Assign a floating (secondary) IP address in AWS VPC
What is a Virtual IP?
A Virtual IP (VIP) is a networking pattern which allows an administrator to quickly move and IP address from one server to another with virtually no downtime. Also known as a Floating IP, you use this pattern when you need to switch servers faster than your DNS Time To Live (TTL) allows.
When is a VIP useful?
You use a VIP whenever you need a rapid IP change. The most common use cases include master-slave failover for caching (Redis/Memcache), storage (MySql/Postgres) or search (Solr/Elasticace). Basically any time you need to hot-swap something, you can use a VIP to make you feel more like Indiana Jones.
The pattern explained
For a longer explanation, head to the Floating IP article, but in short, it works this way:
- each box gets a primary IP
- each box gets a DNS entry
- one secondary IP is reserved for the VIP
- the secondary IP is assigned a DNS entry
- use AWS tools to move the secondary IP addresses around to different boxes
Step 4 above is the crux. The DNS entry you apply to the VIP should be used by your application. That way no code changes are required when a server swap is performed. From the application's point of view, nothing has changed, but you've just swapped one server for another. You're amazing!

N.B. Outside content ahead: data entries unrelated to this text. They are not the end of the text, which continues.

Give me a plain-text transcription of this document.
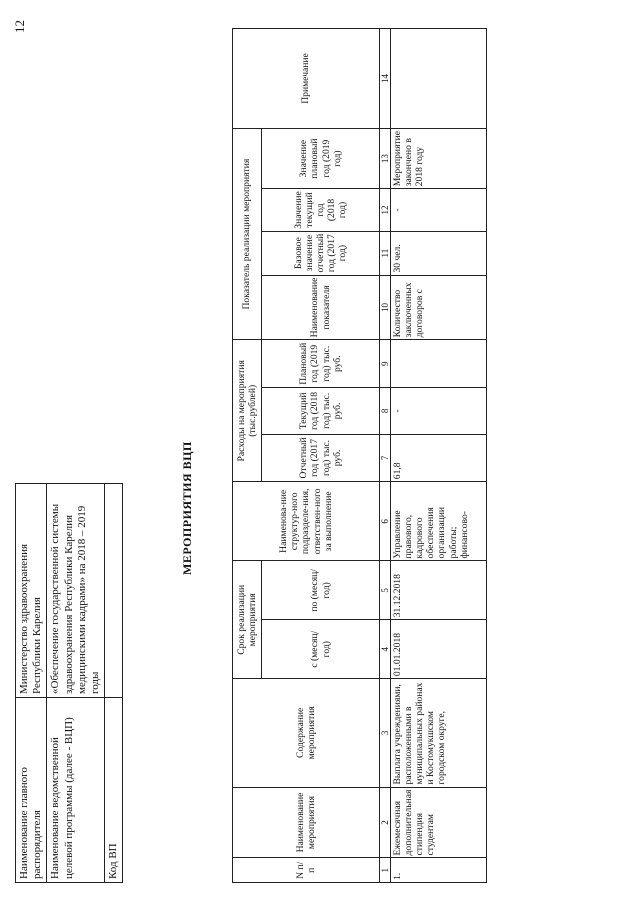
12
Наименование главного распорядителя	Министерство здравоохранения Республики Карелия
Наименование ведомственной целевой программы (далее - ВЦП)	«Обеспечение государственной системы здравоохранения Республики Карелия медицинскими кадрами» на 2018 – 2019 годы
Код ВП	
МЕРОПРИЯТИЯ ВЦП
N п/п	Наименование мероприятия	Содержание мероприятия	Срок реализации мероприятия		Наименова-ние структур-ного подразделе-ния, ответствен-ного за выполнение	Расходы на мероприятия (тыс.рублей)			Показатель реализации мероприятия				Примечание
			с (месяц/ год)	по (месяц/ год)		Отчетный год (2017 год) тыс. руб.	Текущий год (2018 год) тыс. руб.	Плановый год (2019 год) тыс. руб.	Наименование показателя	Базовое значение отчетный год (2017 год)	Значение текущий год (2018 год)	Значение плановый год (2019 год)	
1	2	3	4	5	6	7	8	9	10	11	12	13	14
1.	Ежемесячная дополнительная стипендия студентам	Выплата учреждениями, расположенными в муниципальных районах и Костомукшском городском округе,	01.01.2018	31.12.2018	Управление правового, кадрового обеспечения организации работы; финансово-	61,8	-		Количество заключенных договоров с	30 чел.	-	Мероприятие закончено в 2018 году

DNS entries for the primary IPs, too
Assigning DNS entries for the primary IPs is also helpful because you often need an unchanging name to point to. For example, during a hot swap, you'll want to be able to ssh into each box without worrying that the swap will change the server you're referencing. If you've named the boxes in DNS, you can easily reach them without memorizing IP addresses. Sweet.
Example:
db.a.codepen.io 10.0.1.10 <-- primary IP
db.b.codepen.io 10.0.1.11 <-- primary IP
db.codepen.io 10.0.1.12 <-- VIP
VIP in practice
Setting up a VIP requires three steps:
1. Add a secondary IP to your "master" instance
Adding a secondary IP is something you can do through the AWS console, but because I want to be able automate this during the stresses of a cutover, I've written a script to help with this process. So all you have to do is this:
./assign_private_ip.sh '10.0.1.12' 'i-100ffad8'
If you look at the source, that script uses the AWS CLI to tell the VPC to
assign the address 10.0.1.12
to your instance i-100ffad8
. You'll obviously
swap those values out for your own.
2. Configure your instances for secondary IP
Because you'll be swapping the IP from one box to the next, you'll need to configure your network card to accept IP address when your VPCs DHCP server assigns it. This little snippet makes this possible. Run this on the two instances your IP will be floating between.
IP_ADDR='10.0.1.12/24'
ETH0='/etc/network/interfaces.d/eth0.cfg'
cat >> $ETH0 <<HERE
iface eth0 inet static
address $IP_ADDR
HERE
sudo ifdown eth0 && sudo ifup eth0
The script above tells your network interface to accept connections on the secondary IP address. Because it only works if traffic is being routed via the network, it's safe to have on both boxes at the same time.
3. Swap your IPs at will
Now you can use the assign_private_ip.sh
script above to switch that VIP from
one instance to another any time you like. You can imagine a scenario like this:
- assign a DNS entry to your VIP
- do some master/slave prep
- move the VIP to the slave
- fix something on master
- move the VIP back to master
The nice thing here is that your application does not need to change. It just continues to point at the DNS, which points to the VIP and we change the box behind the scenes.
Conclusion
This pattern is powerful, and is the basis for all kinds of cool HA Failover Scenarios. Use it on your network today!